Yazılı ve ya sözlü bir ifadeyi/önermeyi/yargıyı farklı anlamanın niyet açısından iki türünden/sebebinden bahsedilebilir : bilinçli olarak farklı anlama (çarpıtma) ve bilmeden farklı anlama (yanılma). Birinci tür anlama doğal olarak konumuz dışıdır. Çünkü ortada kötü niyet vardır. Zaten amacımız da anlamada niyet çeşitleri değil, söz’ü dosdoğru anlama yöntemleridir.

Tarihsel ve ya aktüel bir ‘’söz’’ü doğru anlamamızı sağlayacak yöntemler neler olabilir. Aynı söz’ü farklı, bazen zıt şekilde anlamak ve yorumlamak, yazarın ve ya hatibin amacı tam da bu değilse! açıklanmaya muhtaç değil midir? Söz konusu olan herkesin kendinden bir şeyler bulabileceği bir şiir, resim ya da şarkı da değil.

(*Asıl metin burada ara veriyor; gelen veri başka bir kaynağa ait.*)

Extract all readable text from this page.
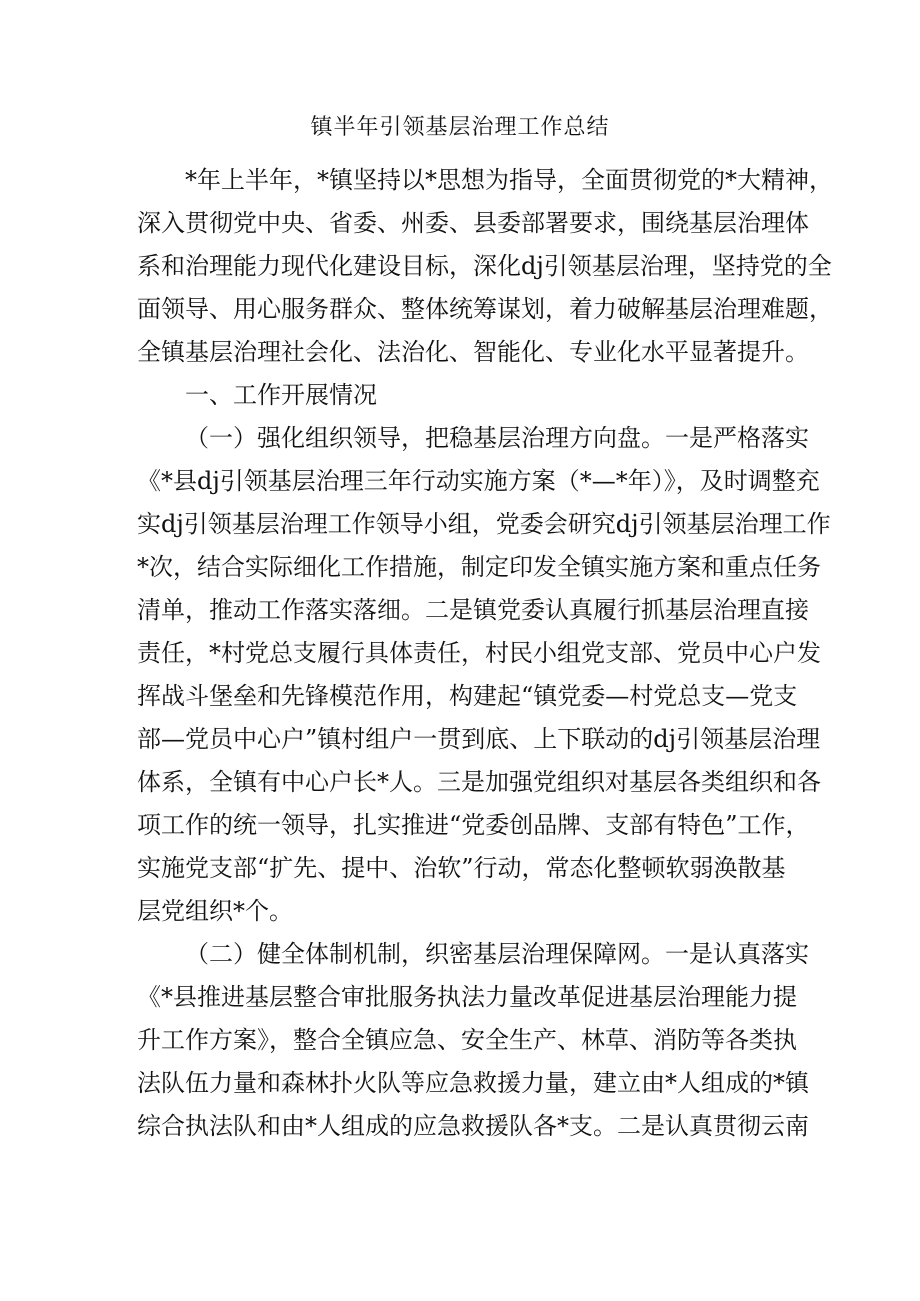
镇半年引领基层治理工作总结
*年上半年，*镇坚持以*思想为指导，全面贯彻党的*大精神，
深入贯彻党中央、省委、州委、县委部署要求，围绕基层治理体
系和治理能力现代化建设目标，深化dj引领基层治理，坚持党的全
面领导、用心服务群众、整体统筹谋划，着力破解基层治理难题，
全镇基层治理社会化、法治化、智能化、专业化水平显著提升。
一、工作开展情况
（一）强化组织领导，把稳基层治理方向盘。一是严格落实
《*县dj引领基层治理三年行动实施方案（*—*年）》，及时调整充
实dj引领基层治理工作领导小组，党委会研究dj引领基层治理工作
*次，结合实际细化工作措施，制定印发全镇实施方案和重点任务
清单，推动工作落实落细。二是镇党委认真履行抓基层治理直接
责任，*村党总支履行具体责任，村民小组党支部、党员中心户发
挥战斗堡垒和先锋模范作用，构建起“镇党委—村党总支—党支
部—党员中心户”镇村组户一贯到底、上下联动的dj引领基层治理
体系，全镇有中心户长*人。三是加强党组织对基层各类组织和各
项工作的统一领导，扎实推进“党委创品牌、支部有特色”工作，
实施党支部“扩先、提中、治软”行动，常态化整顿软弱涣散基
层党组织*个。
（二）健全体制机制，织密基层治理保障网。一是认真落实
《*县推进基层整合审批服务执法力量改革促进基层治理能力提
升工作方案》，整合全镇应急、安全生产、林草、消防等各类执
法队伍力量和森林扑火队等应急救援力量，建立由*人组成的*镇
综合执法队和由*人组成的应急救援队各*支。二是认真贯彻云南
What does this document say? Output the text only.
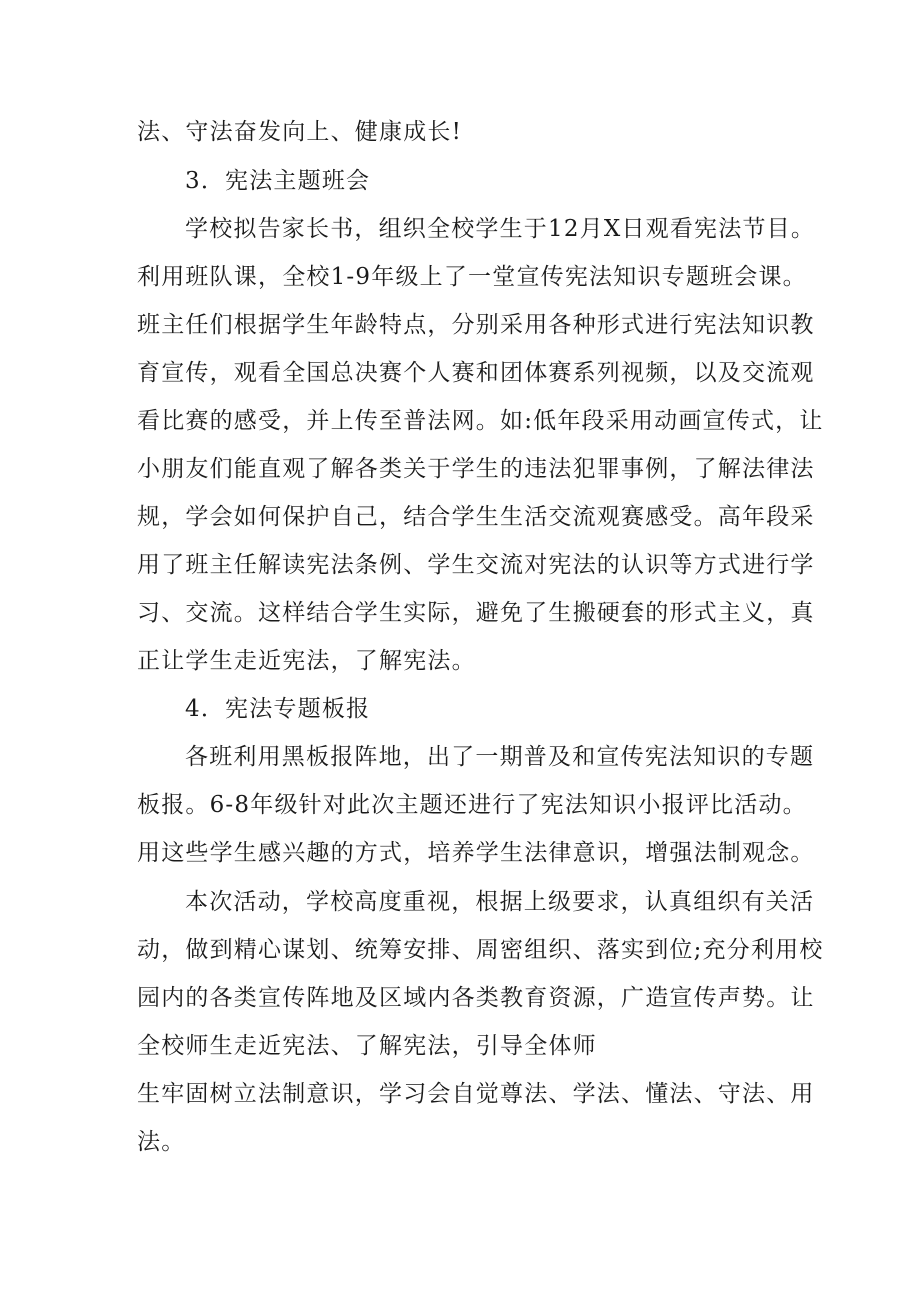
法、守法奋发向上、健康成长!
3．宪法主题班会
学校拟告家长书，组织全校学生于12月X日观看宪法节目。
利用班队课，全校1-9年级上了一堂宣传宪法知识专题班会课。
班主任们根据学生年龄特点，分别采用各种形式进行宪法知识教
育宣传，观看全国总决赛个人赛和团体赛系列视频，以及交流观
看比赛的感受，并上传至普法网。如:低年段采用动画宣传式，让
小朋友们能直观了解各类关于学生的违法犯罪事例，了解法律法
规，学会如何保护自己，结合学生生活交流观赛感受。高年段采
用了班主任解读宪法条例、学生交流对宪法的认识等方式进行学
习、交流。这样结合学生实际，避免了生搬硬套的形式主义，真
正让学生走近宪法，了解宪法。
4．宪法专题板报
各班利用黑板报阵地，出了一期普及和宣传宪法知识的专题
板报。6-8年级针对此次主题还进行了宪法知识小报评比活动。
用这些学生感兴趣的方式，培养学生法律意识，增强法制观念。
本次活动，学校高度重视，根据上级要求，认真组织有关活
动，做到精心谋划、统筹安排、周密组织、落实到位;充分利用校
园内的各类宣传阵地及区域内各类教育资源，广造宣传声势。让
全校师生走近宪法、了解宪法，引导全体师
生牢固树立法制意识，学习会自觉尊法、学法、懂法、守法、用
法。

Kaldı ki bunlarda bile herkesin kendine göre aldığı/kattığı dışında, ortak/ortalama bir tema genellikle olur. O halde nedir Ali’ye ince bir çubuk, Veli’ye spagetti gibi görünen.

‘’söz’’ü bağlamı içinde okumayla ilgili akademik/bilimsel bir çalışmaya niyetim olmadığı gibi buna yeterli bir eleman da değilim. Maksadım konuya dair görüşlerimi bu yazıyla toparlayıp paylaşmak. Söz’ü dosdoğru anlamanın gayreti içinde olmaya çalışmak.

Söz’ü doğru anlamanın önemli unsurlarını iki ana başlıkta toplayabiliriz: 1. Okuyucunun kendisiyle ilgili olanlar, 2. ‘’söz’’ün kendisiyle ilgili unsurlar. Okuyanın/anlamak isteyenin kendisiyle ilgili ‘’anlama ilkeleri’’nden başlayalım.

Söz’ü doğru anlamaya niyetli olmak, herhalde ilk sırada yer almalı. Yanlış anlamak için yapılan okumayı baştan mahkum etmiştik zaten: Çarpıtmak …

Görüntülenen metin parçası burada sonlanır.